Однако в этом признании нет ничего негативного. Как и в его заявлении о том, что «каждому народу нужны свои мифы... Они выполняют очень важную роль: поддерживают национальный дух, осознание своей значимости, гордость за свой народ» (С. 19). Тем более что мифы действительно сыграли в нашей новейшей истории колоссальную роль. Ведь чем иным, как не мифами, была «вскормлена» волна Перестройки, дискредитировавшая советское прошлое и в конечном итоге смывшая и сам Советский Союз? Горбачевско-яковлевская «гласность» 1980-х являет собой едва ли не классический пример успешной мифологизации общественного сознания. В ее случае четко видно, что миф никогда не является ложью; в своей основе он всегда правдив, но — лишь частично. И тысячу раз прав блестящий пиарщик В. Ме динский, утверждая: «Можно сказать 5 процентов правды — и люди будут искренне ужасаться и заламывать руки» (С. 50).
Миф всегда до определенной степени выдерживает проверку реальностью. Суть проблемы, однако, заключается в том, что он непременно претендует на то, чтобы стать реальностью полной: в этом-то и состоит его опасность. Вновь сошлюсь на слова В. Мединского: «Власти СССР совершили прорву тяжелых ошибок. Одна из них — сокрытие многих страниц истории нашей страны. Мы не изучали историю в целом, системно — поэтому нашим сознанием легко манипулировать» (Там же).
Это авторское замечание не лишено некоторой доли наивности. Ибо если бы историю нашей (как и любой другой) страны можно было бы узнать «в целом», историческая наука оказалась бы совсем ненужной. Но в том-то и дело, что изучение истории — это бесконечный процесс самопознания нации. Как и всякая наука, она никогда не дает окончательной и полной картины мира (в данном случае — мира исторического прошлого), но находится в непрерывном развитии, прирастая не только (а часто — и не столько) новыми, вновь открывшимися данными, но и (что не менее важно) новыми вопросами, которые ставит к прошлому постоянно меняющееся общество.

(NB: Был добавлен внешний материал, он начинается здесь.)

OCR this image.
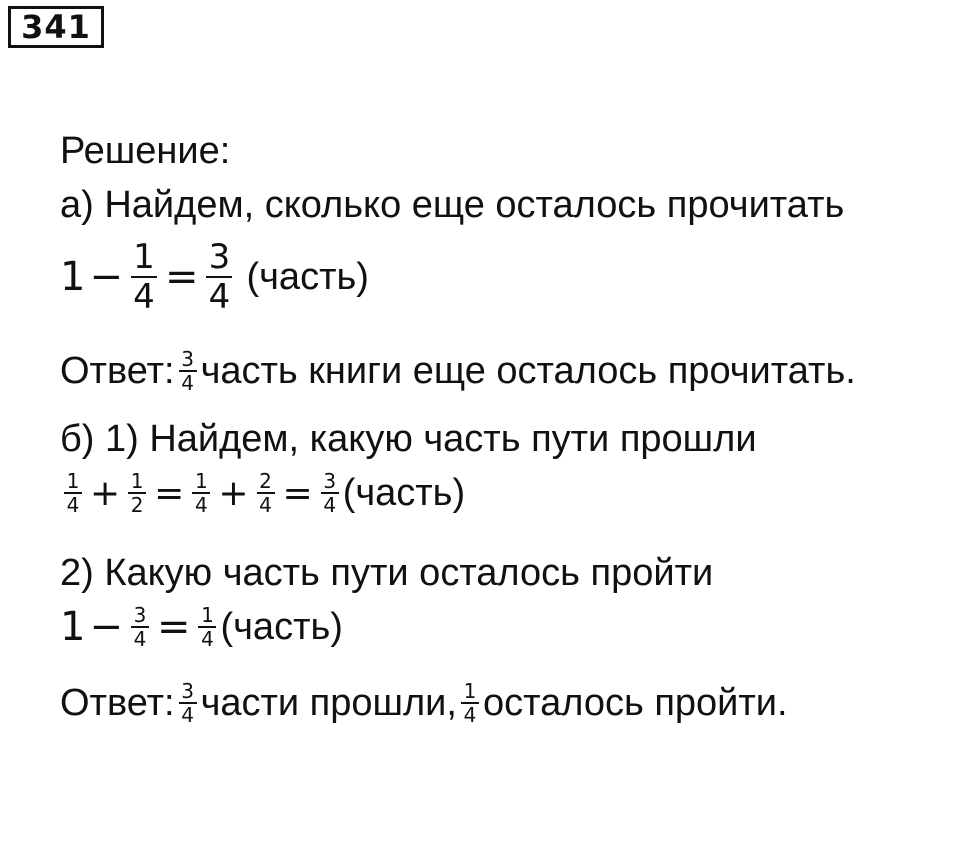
341
Решение:
а) Найдем, сколько еще осталось прочитать
$1 - \frac{1}{4} = \frac{3}{4}$ (часть)
Ответ: $\frac{3}{4}$ часть книги еще осталось прочитать.
б) 1) Найдем, какую часть пути прошли
$\frac{1}{4} + \frac{1}{2} = \frac{1}{4} + \frac{2}{4} = \frac{3}{4}$ (часть)
2) Какую часть пути осталось пройти
$1 - \frac{3}{4} = \frac{1}{4}$ (часть)
Ответ: $\frac{3}{4}$ части прошли, $\frac{1}{4}$ осталось пройти.
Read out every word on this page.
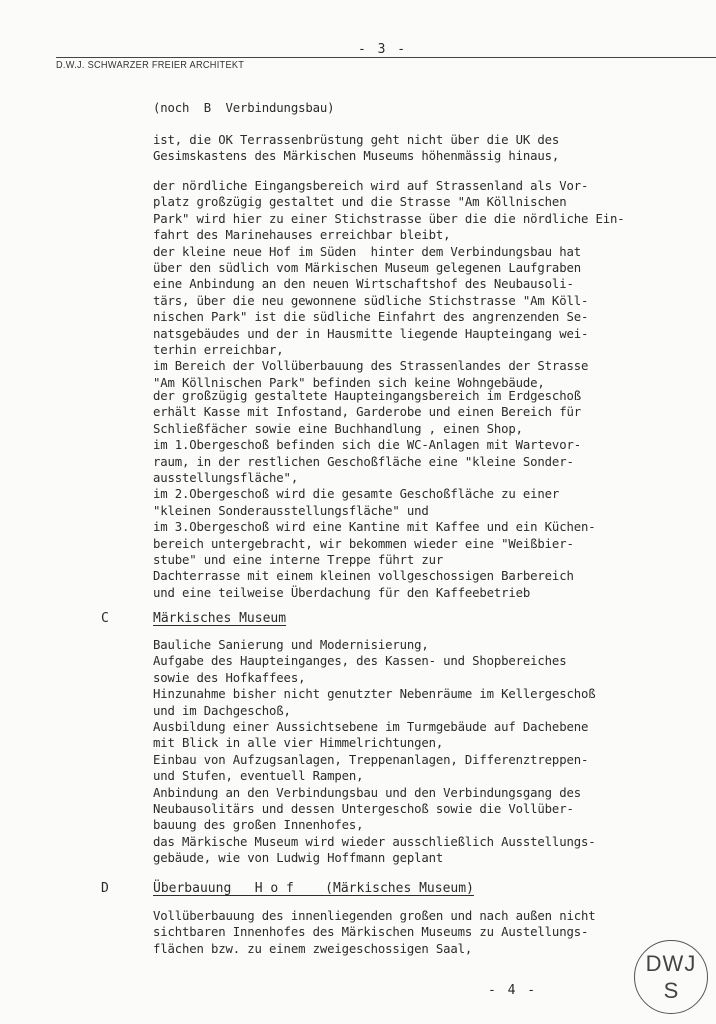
- 3 -
D.W.J. SCHWARZER FREIER ARCHITEKT
(noch  B  Verbindungsbau)
ist, die OK Terrassenbrüstung geht nicht über die UK des
Gesimskastens des Märkischen Museums höhenmässig hinaus,
der nördliche Eingangsbereich wird auf Strassenland als Vor-
platz großzügig gestaltet und die Strasse "Am Köllnischen
Park" wird hier zu einer Stichstrasse über die die nördliche Ein-
fahrt des Marinehauses erreichbar bleibt,
der kleine neue Hof im Süden  hinter dem Verbindungsbau hat
über den südlich vom Märkischen Museum gelegenen Laufgraben
eine Anbindung an den neuen Wirtschaftshof des Neubausoli-
tärs, über die neu gewonnene südliche Stichstrasse "Am Köll-
nischen Park" ist die südliche Einfahrt des angrenzenden Se-
natsgebäudes und der in Hausmitte liegende Haupteingang wei-
terhin erreichbar,
im Bereich der Vollüberbauung des Strassenlandes der Strasse
"Am Köllnischen Park" befinden sich keine Wohngebäude,
der großzügig gestaltete Haupteingangsbereich im Erdgeschoß
erhält Kasse mit Infostand, Garderobe und einen Bereich für
Schließfächer sowie eine Buchhandlung , einen Shop,
im 1.Obergeschoß befinden sich die WC-Anlagen mit Wartevor-
raum, in der restlichen Geschoßfläche eine "kleine Sonder-
ausstellungsfläche",
im 2.Obergeschoß wird die gesamte Geschoßfläche zu einer
"kleinen Sonderausstellungsfläche" und
im 3.Obergeschoß wird eine Kantine mit Kaffee und ein Küchen-
bereich untergebracht, wir bekommen wieder eine "Weißbier-
stube" und eine interne Treppe führt zur
Dachterrasse mit einem kleinen vollgeschossigen Barbereich
und eine teilweise Überdachung für den Kaffeebetrieb
C	Märkisches Museum
Bauliche Sanierung und Modernisierung,
Aufgabe des Haupteinganges, des Kassen- und Shopbereiches
sowie des Hofkaffees,
Hinzunahme bisher nicht genutzter Nebenräume im Kellergeschoß
und im Dachgeschoß,
Ausbildung einer Aussichtsebene im Turmgebäude auf Dachebene
mit Blick in alle vier Himmelrichtungen,
Einbau von Aufzugsanlagen, Treppenanlagen, Differenztreppen-
und Stufen, eventuell Rampen,
Anbindung an den Verbindungsbau und den Verbindungsgang des
Neubausolitärs und dessen Untergeschoß sowie die Vollüber-
bauung des großen Innenhofes,
das Märkische Museum wird wieder ausschließlich Ausstellungs-
gebäude, wie von Ludwig Hoffmann geplant
D	Überbauung   H o f    (Märkisches Museum)
Vollüberbauung des innenliegenden großen und nach außen nicht
sichtbaren Innenhofes des Märkischen Museums zu Austellungs-
flächen bzw. zu einem zweigeschossigen Saal,
- 4 -
DWJ
S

Можно также добавить, что ни одно государство (и «власти СССР» не являются здесь исключением) никогда не было и не будет заинтересовано в том, чтобы национальная история изучалась «в целом, системно». Ибо в истории любого народа можно обнаружить «черные» страницы, апелляция к которым неблагоприятно сказывается на имидже соответствующей нации. Геноцид индейцев, рабство и как его продолжение — воинствующий расизм, безграничная власть корпораций, колоссальная и беспардонная поляризация общества, господство протестантского фундаментализма — вот, например, лишь малая толика негативных сюжетов из прошлого (а частью — и настоящего) США. А потому в официальной версии американской истории все эти аспекты, что называется, «не выпячиваются», максимально «лакируются», задвигаются на задний план.

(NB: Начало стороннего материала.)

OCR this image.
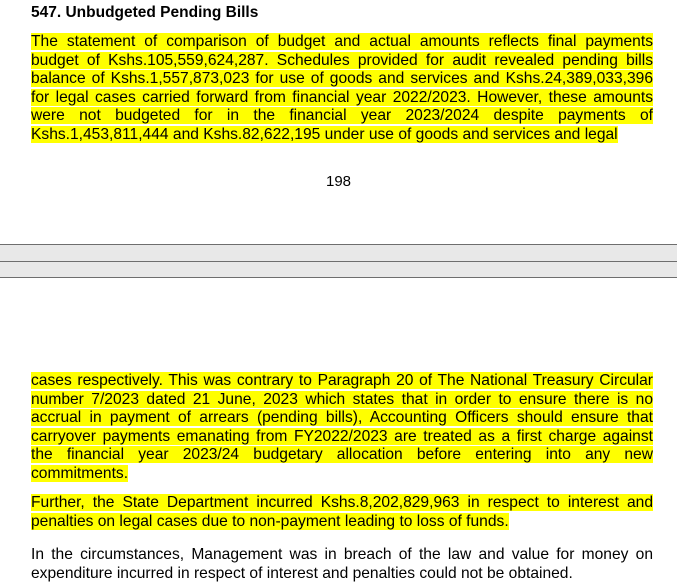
547. Unbudgeted Pending Bills

The statement of comparison of budget and actual amounts reflects final payments budget of Kshs.105,559,624,287. Schedules provided for audit revealed pending bills balance of Kshs.1,557,873,023 for use of goods and services and Kshs.24,389,033,396 for legal cases carried forward from financial year 2022/2023. However, these amounts were not budgeted for in the financial year 2023/2024 despite payments of Kshs.1,453,811,444 and Kshs.82,622,195 under use of goods and services and legal

198

cases respectively. This was contrary to Paragraph 20 of The National Treasury Circular number 7/2023 dated 21 June, 2023 which states that in order to ensure there is no accrual in payment of arrears (pending bills), Accounting Officers should ensure that carryover payments emanating from FY2022/2023 are treated as a first charge against the financial year 2023/24 budgetary allocation before entering into any new commitments.

Further, the State Department incurred Kshs.8,202,829,963 in respect to interest and penalties on legal cases due to non-payment leading to loss of funds.

In the circumstances, Management was in breach of the law and value for money on expenditure incurred in respect of interest and penalties could not be obtained.
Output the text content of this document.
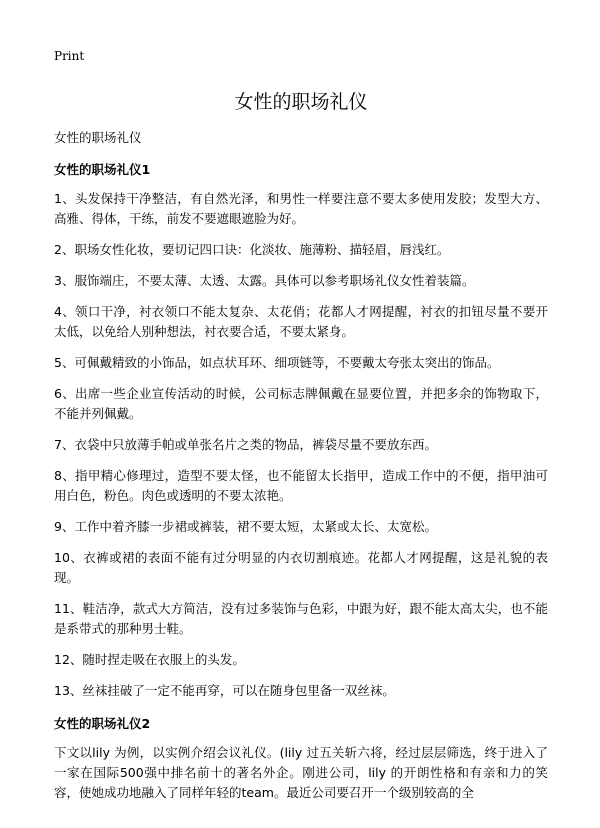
Print
女性的职场礼仪

女性的职场礼仪

女性的职场礼仪1

1、头发保持干净整洁，有自然光泽，和男性一样要注意不要太多使用发胶；发型大方、高雅、得体，干练，前发不要遮眼遮脸为好。

2、职场女性化妆，要切记四口诀：化淡妆、施薄粉、描轻眉，唇浅红。

3、服饰端庄，不要太薄、太透、太露。具体可以参考职场礼仪女性着装篇。

4、领口干净，衬衣领口不能太复杂、太花俏；花都人才网提醒，衬衣的扣钮尽量不要开太低，以免给人别种想法，衬衣要合适，不要太紧身。

5、可佩戴精致的小饰品，如点状耳环、细项链等，不要戴太夸张太突出的饰品。

6、出席一些企业宣传活动的时候，公司标志牌佩戴在显要位置，并把多余的饰物取下，不能并列佩戴。

7、衣袋中只放薄手帕或单张名片之类的物品，裤袋尽量不要放东西。

8、指甲精心修理过，造型不要太怪，也不能留太长指甲，造成工作中的不便，指甲油可用白色，粉色。肉色或透明的不要太浓艳。

9、工作中着齐膝一步裙或裤装，裙不要太短，太紧或太长、太宽松。

10、衣裤或裙的表面不能有过分明显的内衣切割痕迹。花都人才网提醒，这是礼貌的表现。

11、鞋洁净，款式大方简洁，没有过多装饰与色彩，中跟为好，跟不能太高太尖，也不能是系带式的那种男士鞋。

12、随时捏走吸在衣服上的头发。

13、丝袜挂破了一定不能再穿，可以在随身包里备一双丝袜。

女性的职场礼仪2

下文以lily 为例，以实例介绍会议礼仪。(lily 过五关斩六将，经过层层筛选，终于进入了一家在国际500强中排名前十的著名外企。刚进公司，lily 的开朗性格和有亲和力的笑容，使她成功地融入了同样年轻的team。最近公司要召开一个级别较高的全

Однако (и в этом-то и состоит одно из главных отличий империалистических Соединенных Штатов от империалисти-ческого же СССР!) в американском общественном сознании все эти неприятные для национальной идентичности сюжеты все-таки присутствуют (по меньшей мере они обозначены), а потому общество готово к дискуссии даже на «больные» для него темы. Между тем (и в этом В. Мединский несомненно прав!) история не знает аналогий того упорства, с которым «власти СССР» на протяжении десятилетий скрывали целые пласты национального прошлого. А потому советское общество оказалось совершенно не готово к их обсуждению. Постановка связанных с ними вопросов в широкой и открытой дискуссии настолько шокировала общественное сознание, что привела к глубокой аномии, продолжавшейся на протяжении всех 1990-х годов, а в определенной степени не преодоленной и до сих пор. В этой атмосфере стало возможно многое, вплоть до «крупнейшей геополитической катастрофы ХХ века» (В. Путин) — распада веками создававшегося единого государства.

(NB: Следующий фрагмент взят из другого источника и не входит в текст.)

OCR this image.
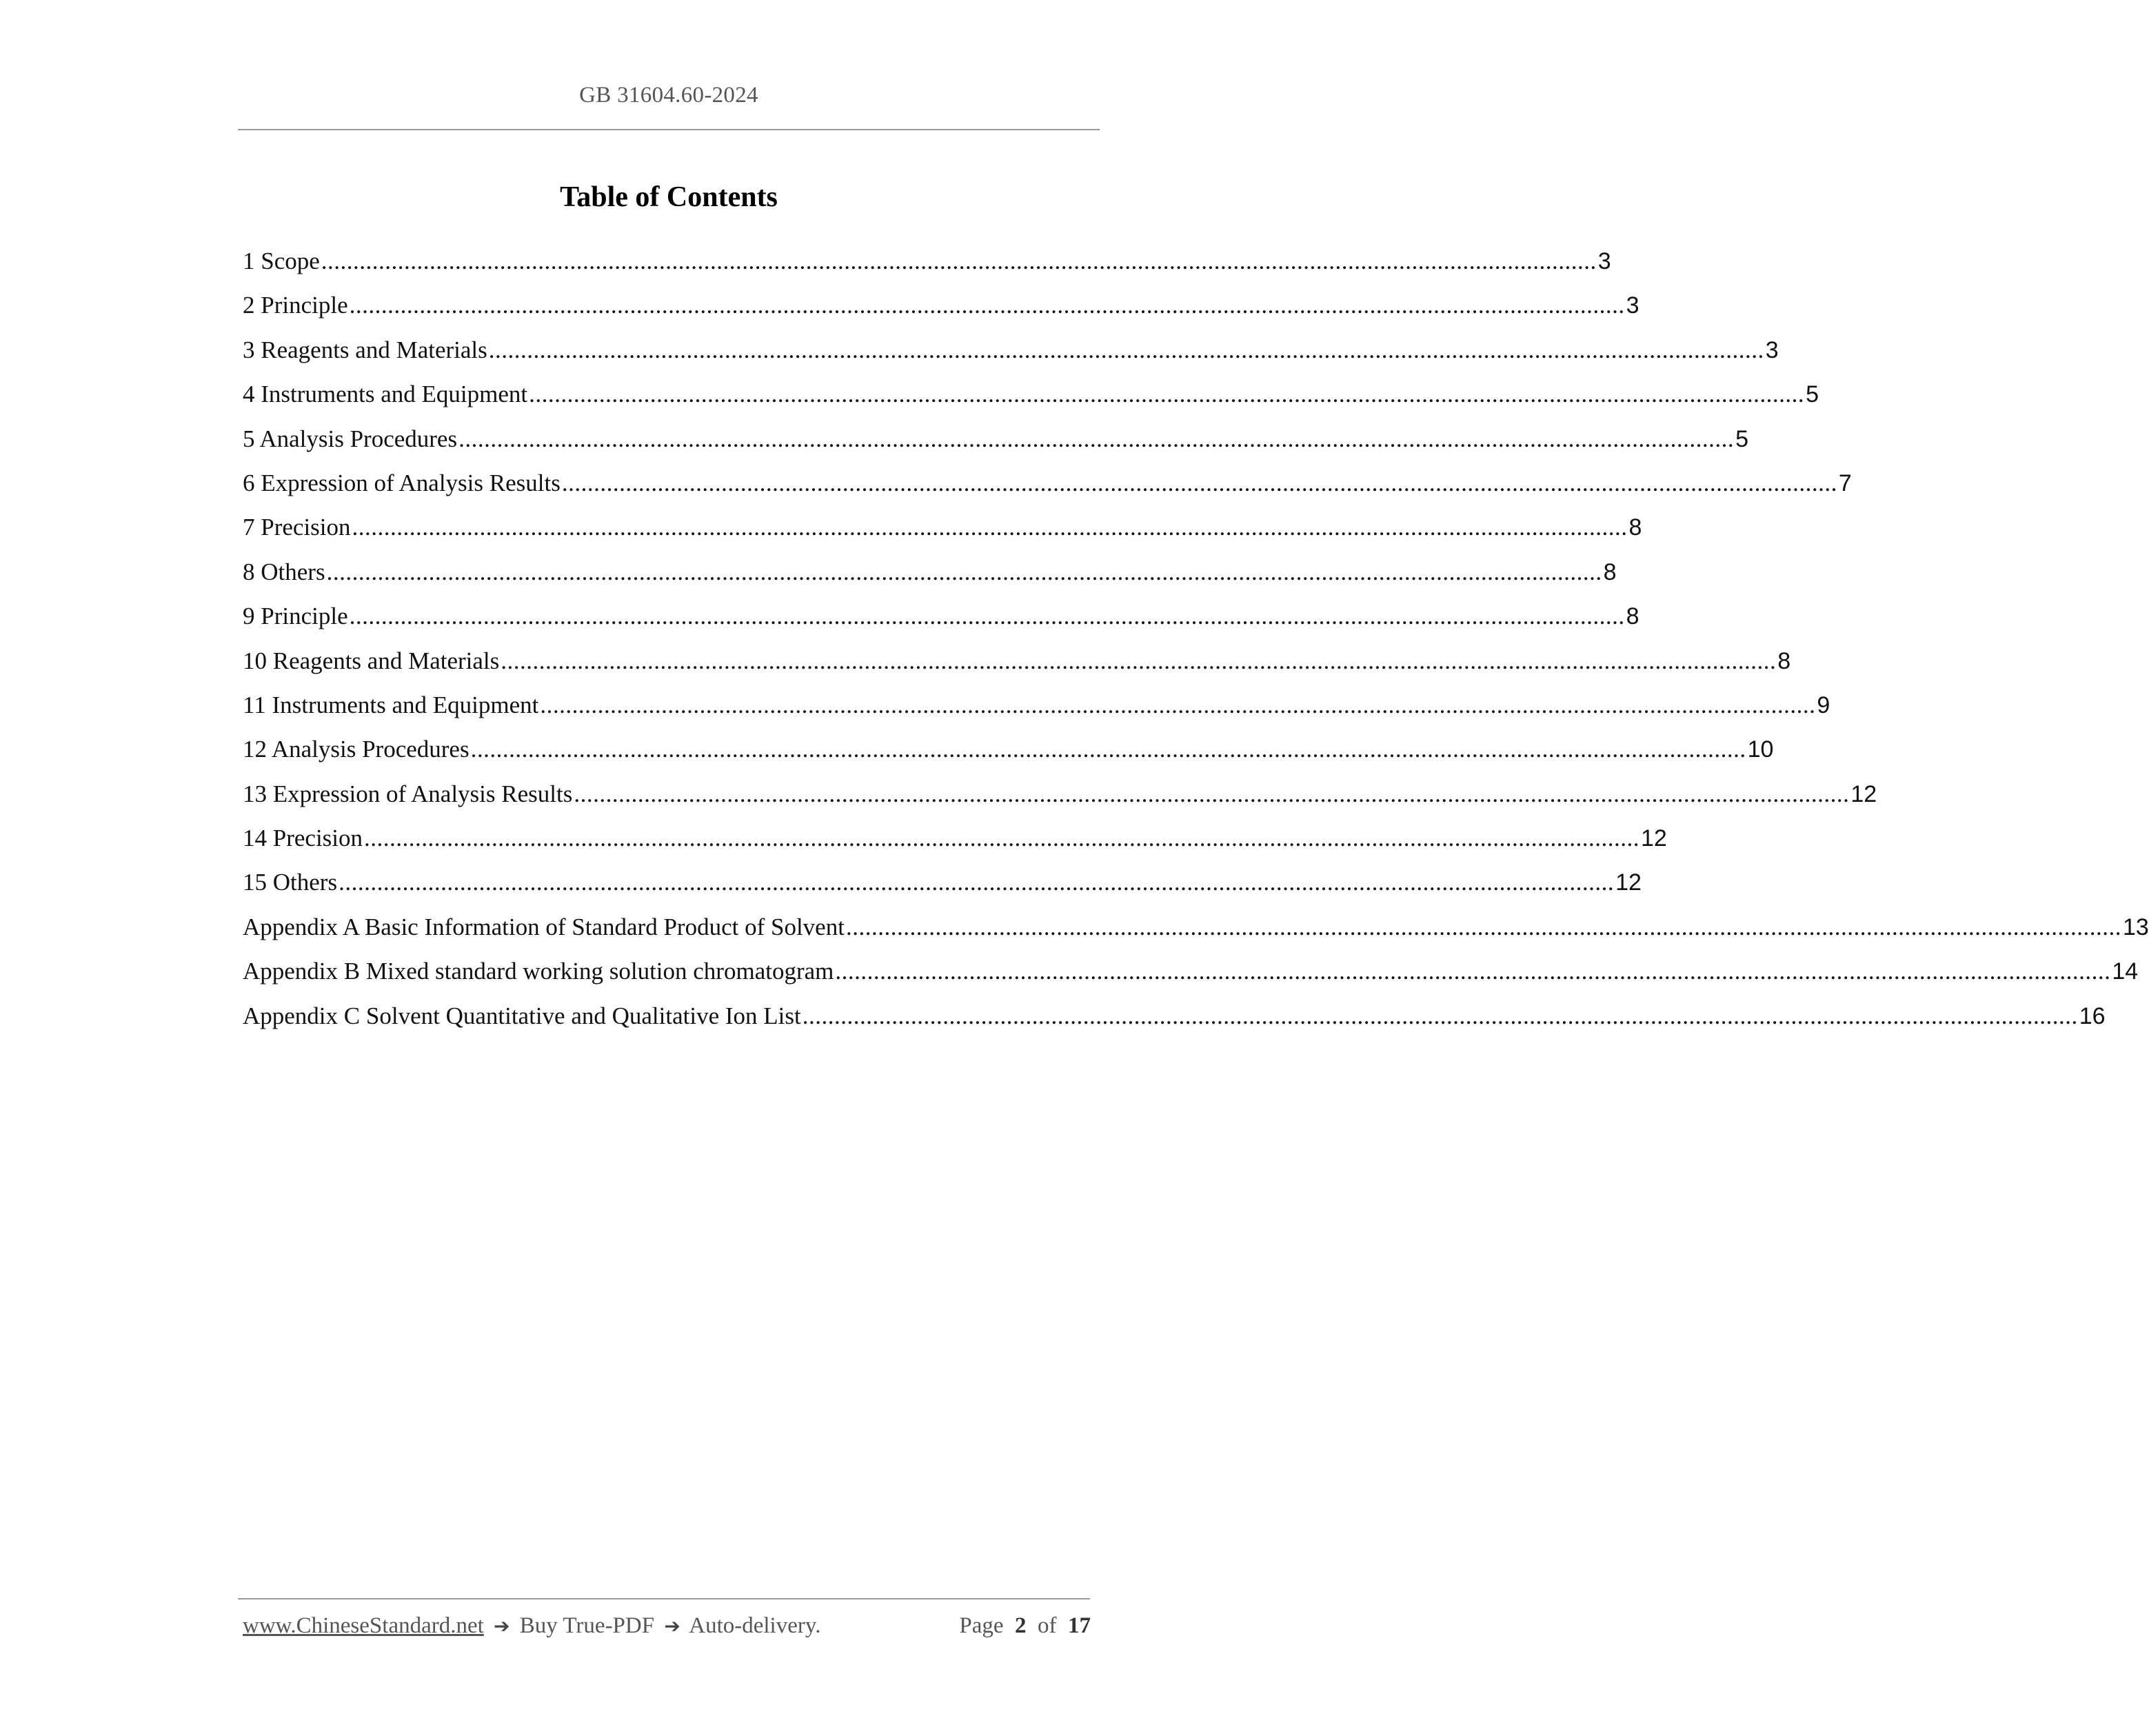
GB 31604.60-2024
Table of Contents
1 Scope ........................................................................................................................................................................................................ 3
2 Principle ........................................................................................................................................................................................................ 3
3 Reagents and Materials ........................................................................................................................................................................................................ 3
4 Instruments and Equipment ........................................................................................................................................................................................................ 5
5 Analysis Procedures ........................................................................................................................................................................................................ 5
6 Expression of Analysis Results ........................................................................................................................................................................................................ 7
7 Precision ........................................................................................................................................................................................................ 8
8 Others ........................................................................................................................................................................................................ 8
9 Principle ........................................................................................................................................................................................................ 8
10 Reagents and Materials ........................................................................................................................................................................................................ 8
11 Instruments and Equipment ........................................................................................................................................................................................................ 9
12 Analysis Procedures ........................................................................................................................................................................................................ 10
13 Expression of Analysis Results ........................................................................................................................................................................................................ 12
14 Precision ........................................................................................................................................................................................................ 12
15 Others ........................................................................................................................................................................................................ 12
Appendix A Basic Information of Standard Product of Solvent ........................................................................................................................................................................................................ 13
Appendix B Mixed standard working solution chromatogram ........................................................................................................................................................................................................ 14
Appendix C Solvent Quantitative and Qualitative Ion List ........................................................................................................................................................................................................ 16
www.ChineseStandard.net ➔ Buy True-PDF ➔ Auto-delivery.	Page 2 of 17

Трудно найти параллели тому глубочайшему национальному мазохизму, как тот, который охватил позднесоветское и ранее постсоветское общества. И эта глубокая травма общественного сознания (в чем опять же прав В. Мединский (см. С. 22)) действительно стала одним из главных препятствий для поступательного развития страны. А потому, говоря об истории Великой Отечественной войны, автор рецензируемой книги действует подобно хирургу, уверенной рукой один за другим вскрывающему гнойники национальной памяти. Помните знаменитые слова Ж. Дантона «Смелость, смелость и еще раз смелость!» («De l'audace, de l'audace, toujour de l'audace»)? Именно этого девиза придерживается и В. Мединский. И опять же абсолютно прав, поскольку в том, что касается Великой Отечественной, отступать нам, что называется, уже практически некуда.
Вновь предоставлю слово автору книги: «В 2009 году отмечалось 70-летие начала Второй мировой. Вдруг (курсив мой. — О. А.) в Евросоюзе — словно на пустом месте — возникла настоящая история по поводу роли СССР в этом печальном событии. По какой-то извращенной логике стали уравнивать Сталина с Гитлером как виновного в начале мировой бойни. Советский Союз — уравнивать с Третьим рейхом... Попутно был вытащен весь набор черных мифов о войне» (С. 11—12).
В этой цитате можно принять все: от смысла до пафоса — за исключением одного слова — «вдруг». Поскольку (и уверен, В. Мединскому это прекрасно известно!) изменение отношения к Великой Победе СССР произошло отнюдь не «вдруг». Общественное сознание как в западных странах, так и в странах бывшего «восточного блока» и «новых независимых государствах» планомерно обрабатывалось достаточно долго и поначалу осторожно. На Западе эта работа велась на протяжении десятилетий, на востоке Европы и на постсоветском пространстве — с середины 1980-х годов. Она резко активизировалась начиная с 1989 года, с кризисом, а затем и крахом Ялтинской системы международных отношений, краеугольным камнем которой являлся Советский Союз.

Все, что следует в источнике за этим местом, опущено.